Well, we had a choice – a one hour flight to Cusco or a 20 hour drive. Actually we had no choice as it was made for us by Odysseys Unlimited, but we did not disagree. So 4:30 wake up call to leave early to avoid the rush hour traffic for the 10 million people that live in Lima. We were actually not in Cusco for very long as it is 11,200 feet and they want to acclimate us to the altitude. So we got off the plane and got on a bus to the Sacred Valley (which is at 9,000 feet).

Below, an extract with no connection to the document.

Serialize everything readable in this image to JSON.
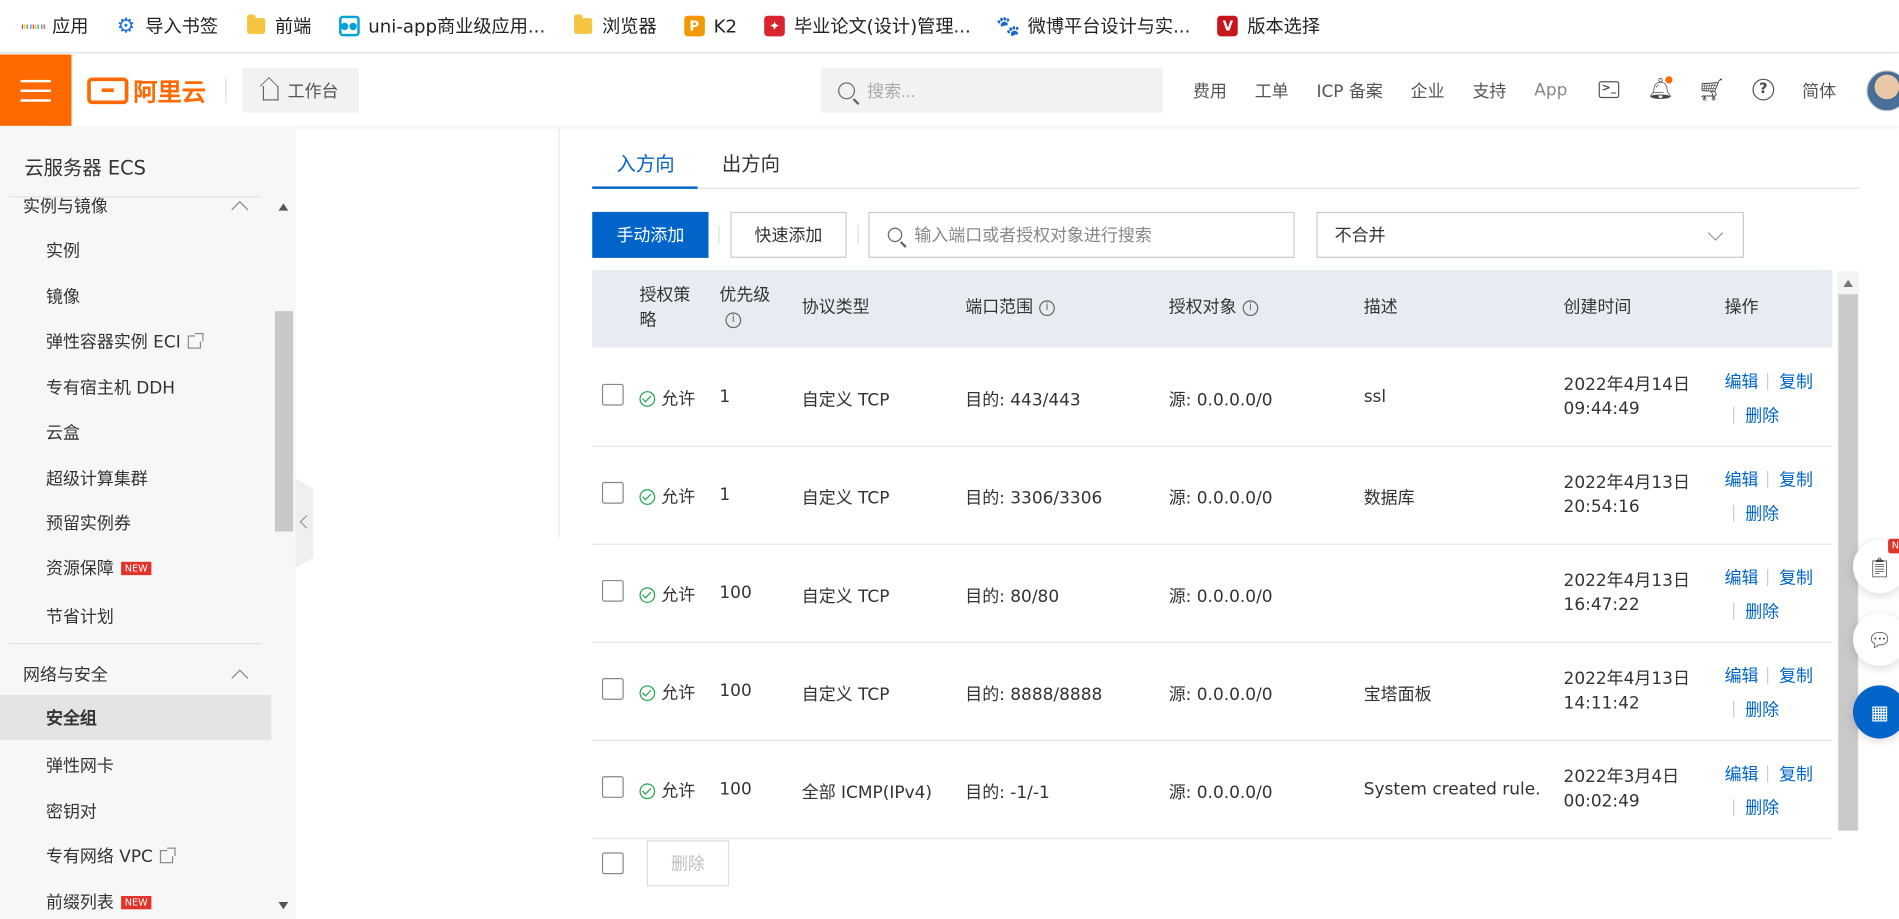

Well actually first we had to go up a bit more. As we left the city we stopped to take a picture (we are coming back in a few days). There was an enterprising young lady with an alpaca at the stop that would let you take a picture for a $1. We made a stop at 12,142 feet at Saqsaywaman to begin our education on the Incas. The sections were first built by the Killke culture about 1100 and were expanded and added to by the Inca from the 13th century. It served as a religious center. How it was built with no animals, no wheels and no written language still amazes people today. The walls are made from limestone that came from quarries a few miles away. The workers carefully cut the boulders to fit them together tightly without mortar and no metal tools have ever been found. The 5th picture shows how tight they fit together and these rocks weighed thousands of pounds and were 16 – 20 feet high.
The 6th picture shows an alpaca that was looking over the edge of a drop off when we stopped for lunch. Leslie is trying to figure out how to bring one home. After lunch (which was a light buffet because you are not supposed to eat a lot when you first go to a high altitude), we took a windy drive down to Pisac. On the way we stopped for a picturesque view of a valley. The last 5 pictures are of Pisac. The next to the last picture shows agricultural terraces that were made by the Incas. Pisac is famous for its market. The market had colorful textiles and all kinds of wonderful things to look at. Leslie had to hold off on buying textiles because the guide told us that tomorrow we are going to go to a place where they make all the textiles by hand with 100% baby alpaca.
Don was finally able to get a picture of a Torito de Pucara (the picture of the bulls on the roof top). They are placed on the roof of houses in the year they are built for good luck, fertility (of crops and livestock) and to bring prosperity. We had seen them all over, but always from a moving bus. The Incan tradition started with llamas, but was changed to bulls when the Spanish conquered the Incas. The cross and ladder were added as Christianity grew in the area.